The Cambodian government's suppression of the Falun Gong, a new religious movement (considered by China and other critics to be a cult) banned by China, and extradition of two Falun Gong activists to China was criticized by human rights activities and the United Nations High Commissioner for Refugees. Suspected preferential treatment for Cambodia-based Chinese firms and the National Assembly's guarantee of profits for the Chinese investors in the Kamchay power plant has also provoked criticism from opposition politicians of China's growing political clout in Cambodia.

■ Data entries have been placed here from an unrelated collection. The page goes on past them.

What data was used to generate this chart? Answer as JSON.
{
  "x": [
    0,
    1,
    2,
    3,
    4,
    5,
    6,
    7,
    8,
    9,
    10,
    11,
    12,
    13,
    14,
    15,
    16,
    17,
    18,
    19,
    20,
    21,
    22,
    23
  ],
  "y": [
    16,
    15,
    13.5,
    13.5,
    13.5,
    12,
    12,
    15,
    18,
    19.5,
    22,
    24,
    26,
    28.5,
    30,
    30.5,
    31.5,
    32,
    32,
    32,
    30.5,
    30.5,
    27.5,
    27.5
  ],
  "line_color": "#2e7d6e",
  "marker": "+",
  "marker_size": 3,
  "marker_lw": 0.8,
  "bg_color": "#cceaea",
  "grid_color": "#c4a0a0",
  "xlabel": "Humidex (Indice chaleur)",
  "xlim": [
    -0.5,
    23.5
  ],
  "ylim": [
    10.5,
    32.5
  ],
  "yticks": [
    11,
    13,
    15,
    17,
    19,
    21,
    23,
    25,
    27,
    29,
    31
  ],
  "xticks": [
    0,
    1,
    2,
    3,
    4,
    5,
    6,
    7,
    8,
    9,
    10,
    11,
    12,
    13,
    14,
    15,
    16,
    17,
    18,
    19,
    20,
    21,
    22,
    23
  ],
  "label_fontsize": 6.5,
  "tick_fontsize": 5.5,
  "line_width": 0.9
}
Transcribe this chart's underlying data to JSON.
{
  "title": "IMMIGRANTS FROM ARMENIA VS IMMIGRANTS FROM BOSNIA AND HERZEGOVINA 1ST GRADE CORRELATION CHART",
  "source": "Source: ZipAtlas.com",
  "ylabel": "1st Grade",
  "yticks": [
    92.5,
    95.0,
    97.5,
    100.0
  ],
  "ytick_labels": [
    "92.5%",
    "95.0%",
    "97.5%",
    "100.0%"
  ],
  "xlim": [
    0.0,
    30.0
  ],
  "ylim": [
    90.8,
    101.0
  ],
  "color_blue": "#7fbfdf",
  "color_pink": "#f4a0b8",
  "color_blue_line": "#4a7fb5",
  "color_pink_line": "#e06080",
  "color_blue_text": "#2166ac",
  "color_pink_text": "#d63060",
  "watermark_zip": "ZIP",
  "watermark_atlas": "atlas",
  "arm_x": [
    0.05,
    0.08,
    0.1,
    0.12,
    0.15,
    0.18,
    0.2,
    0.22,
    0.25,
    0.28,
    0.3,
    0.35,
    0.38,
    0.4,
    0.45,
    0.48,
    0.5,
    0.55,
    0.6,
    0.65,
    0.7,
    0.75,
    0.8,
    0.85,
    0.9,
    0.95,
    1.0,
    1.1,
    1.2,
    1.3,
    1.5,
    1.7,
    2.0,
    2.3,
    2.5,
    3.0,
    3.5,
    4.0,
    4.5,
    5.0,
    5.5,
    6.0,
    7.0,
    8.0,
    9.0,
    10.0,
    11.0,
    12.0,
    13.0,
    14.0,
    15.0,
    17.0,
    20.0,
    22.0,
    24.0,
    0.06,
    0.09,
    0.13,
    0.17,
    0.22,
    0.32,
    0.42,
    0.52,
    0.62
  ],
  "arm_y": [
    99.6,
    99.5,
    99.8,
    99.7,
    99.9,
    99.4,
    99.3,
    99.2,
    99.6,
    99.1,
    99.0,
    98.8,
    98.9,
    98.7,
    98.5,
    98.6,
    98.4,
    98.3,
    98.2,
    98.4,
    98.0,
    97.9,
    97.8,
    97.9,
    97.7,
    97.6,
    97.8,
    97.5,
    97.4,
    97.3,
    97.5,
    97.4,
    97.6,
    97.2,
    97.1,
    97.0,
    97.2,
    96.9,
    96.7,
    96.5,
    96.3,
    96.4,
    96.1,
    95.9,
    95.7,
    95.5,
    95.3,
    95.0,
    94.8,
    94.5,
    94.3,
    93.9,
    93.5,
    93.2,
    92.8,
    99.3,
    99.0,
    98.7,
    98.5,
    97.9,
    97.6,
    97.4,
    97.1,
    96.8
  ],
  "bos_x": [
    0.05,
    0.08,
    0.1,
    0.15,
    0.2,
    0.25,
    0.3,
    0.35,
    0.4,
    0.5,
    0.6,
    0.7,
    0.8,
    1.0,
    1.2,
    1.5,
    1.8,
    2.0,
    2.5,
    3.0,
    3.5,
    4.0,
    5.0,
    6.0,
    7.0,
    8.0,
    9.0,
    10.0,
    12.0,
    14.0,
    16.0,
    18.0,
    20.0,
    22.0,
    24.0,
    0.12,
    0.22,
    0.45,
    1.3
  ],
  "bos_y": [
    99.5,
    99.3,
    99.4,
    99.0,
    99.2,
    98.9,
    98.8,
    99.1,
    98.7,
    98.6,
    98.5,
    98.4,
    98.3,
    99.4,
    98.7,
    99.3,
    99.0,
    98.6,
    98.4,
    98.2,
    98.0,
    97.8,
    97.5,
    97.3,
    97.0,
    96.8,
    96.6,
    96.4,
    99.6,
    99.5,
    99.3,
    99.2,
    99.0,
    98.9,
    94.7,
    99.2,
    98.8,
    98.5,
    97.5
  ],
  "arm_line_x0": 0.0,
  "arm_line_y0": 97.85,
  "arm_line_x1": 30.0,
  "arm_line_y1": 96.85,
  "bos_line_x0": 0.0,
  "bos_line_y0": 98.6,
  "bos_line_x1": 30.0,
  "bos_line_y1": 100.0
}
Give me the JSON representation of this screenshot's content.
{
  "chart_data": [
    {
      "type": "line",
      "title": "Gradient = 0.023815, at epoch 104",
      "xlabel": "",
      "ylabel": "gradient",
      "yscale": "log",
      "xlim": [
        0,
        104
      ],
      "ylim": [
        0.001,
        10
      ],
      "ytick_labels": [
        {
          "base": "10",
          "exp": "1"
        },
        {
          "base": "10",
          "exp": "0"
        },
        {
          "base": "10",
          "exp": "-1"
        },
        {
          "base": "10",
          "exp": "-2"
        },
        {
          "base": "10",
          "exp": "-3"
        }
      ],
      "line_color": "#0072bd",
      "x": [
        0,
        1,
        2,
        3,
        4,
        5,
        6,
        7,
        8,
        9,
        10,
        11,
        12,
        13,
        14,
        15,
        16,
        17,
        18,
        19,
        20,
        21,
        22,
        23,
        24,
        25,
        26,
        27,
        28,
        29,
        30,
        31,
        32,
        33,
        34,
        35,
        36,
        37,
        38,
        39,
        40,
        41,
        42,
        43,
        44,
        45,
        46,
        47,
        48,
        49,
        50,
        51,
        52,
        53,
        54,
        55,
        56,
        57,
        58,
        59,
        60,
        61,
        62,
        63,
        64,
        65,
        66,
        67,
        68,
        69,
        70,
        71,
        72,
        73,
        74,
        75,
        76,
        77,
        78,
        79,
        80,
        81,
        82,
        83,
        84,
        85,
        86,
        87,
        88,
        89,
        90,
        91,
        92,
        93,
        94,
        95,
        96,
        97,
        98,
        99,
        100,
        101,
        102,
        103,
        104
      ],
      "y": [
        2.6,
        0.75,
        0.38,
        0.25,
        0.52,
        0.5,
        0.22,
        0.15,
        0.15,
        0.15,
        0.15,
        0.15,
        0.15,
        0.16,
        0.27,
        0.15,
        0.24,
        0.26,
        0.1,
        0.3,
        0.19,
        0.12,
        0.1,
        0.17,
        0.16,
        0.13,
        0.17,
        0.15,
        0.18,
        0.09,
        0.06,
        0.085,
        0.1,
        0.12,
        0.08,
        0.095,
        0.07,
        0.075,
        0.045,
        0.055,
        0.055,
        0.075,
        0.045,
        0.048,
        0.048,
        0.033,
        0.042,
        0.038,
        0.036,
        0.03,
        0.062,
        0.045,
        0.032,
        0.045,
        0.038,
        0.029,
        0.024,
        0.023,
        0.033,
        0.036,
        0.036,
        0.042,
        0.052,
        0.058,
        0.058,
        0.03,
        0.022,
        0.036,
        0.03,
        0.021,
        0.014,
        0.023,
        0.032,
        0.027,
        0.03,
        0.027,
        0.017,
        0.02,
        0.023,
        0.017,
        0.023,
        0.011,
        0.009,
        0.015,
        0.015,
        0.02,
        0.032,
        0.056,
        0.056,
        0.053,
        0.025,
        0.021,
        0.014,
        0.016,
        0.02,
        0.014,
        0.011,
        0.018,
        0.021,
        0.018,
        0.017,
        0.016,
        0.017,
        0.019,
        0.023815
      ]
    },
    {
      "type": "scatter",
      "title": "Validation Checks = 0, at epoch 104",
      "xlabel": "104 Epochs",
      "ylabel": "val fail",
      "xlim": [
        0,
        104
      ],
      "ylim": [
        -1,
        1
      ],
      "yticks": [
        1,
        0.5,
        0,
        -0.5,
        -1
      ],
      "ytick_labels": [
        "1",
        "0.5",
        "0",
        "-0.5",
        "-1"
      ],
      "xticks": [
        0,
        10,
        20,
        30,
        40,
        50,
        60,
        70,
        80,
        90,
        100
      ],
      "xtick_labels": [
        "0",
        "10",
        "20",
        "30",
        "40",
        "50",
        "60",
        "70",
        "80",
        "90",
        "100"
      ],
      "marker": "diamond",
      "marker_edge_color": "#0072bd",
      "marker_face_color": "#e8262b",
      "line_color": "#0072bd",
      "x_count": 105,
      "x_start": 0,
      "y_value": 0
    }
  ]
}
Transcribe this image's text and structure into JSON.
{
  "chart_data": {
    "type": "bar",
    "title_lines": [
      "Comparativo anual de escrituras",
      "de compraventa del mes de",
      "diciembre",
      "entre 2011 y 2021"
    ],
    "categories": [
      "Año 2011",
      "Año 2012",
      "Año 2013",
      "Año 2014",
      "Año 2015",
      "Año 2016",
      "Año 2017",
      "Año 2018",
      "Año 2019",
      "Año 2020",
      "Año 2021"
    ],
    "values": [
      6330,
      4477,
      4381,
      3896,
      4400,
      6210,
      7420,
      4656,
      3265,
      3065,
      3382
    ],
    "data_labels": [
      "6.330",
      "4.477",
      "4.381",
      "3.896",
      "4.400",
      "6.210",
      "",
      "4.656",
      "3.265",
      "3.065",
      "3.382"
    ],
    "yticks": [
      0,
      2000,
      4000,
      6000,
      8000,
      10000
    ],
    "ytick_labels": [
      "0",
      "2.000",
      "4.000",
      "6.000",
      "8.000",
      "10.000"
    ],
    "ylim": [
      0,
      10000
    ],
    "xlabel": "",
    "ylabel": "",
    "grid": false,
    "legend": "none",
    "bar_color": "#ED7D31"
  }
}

From 1994 to 2012 China invested a total of US$9.17 billion in Cambodia. However, illegal logging and shady deals involving members of Cambodia's government and Chinese firms were reported to be increasing. Mining projects and government land concessions to foreign and local firms, resulted in people being displaced from their land. According to The Cambodia Daily in 2006, Phong hill tribes in Mondulkiri province "claim that the Chinese company has colluded with the Cambodian government to illegally force them from their ancestral homeland". The Boeung Kak and Borei Keila evictions in Phnom Penh were seen by many observers as the Cambodian Government's increasing drift away from the adherence to human rights. The Chinese funded Sesan Dam project in the northeastern part of Cambodia, threaten to lower the fish stocks, and affect the livelihood of many Khmer. "By one estimate, the project will result in a 9 percent drop in fish stocks in the entire Mekong Basin".

== Public opinion ==
According to a 2026 feeling thermometer poll by the Carter Center and Emory University, Chinese opinion of Cambodia was on average 22 out of 100.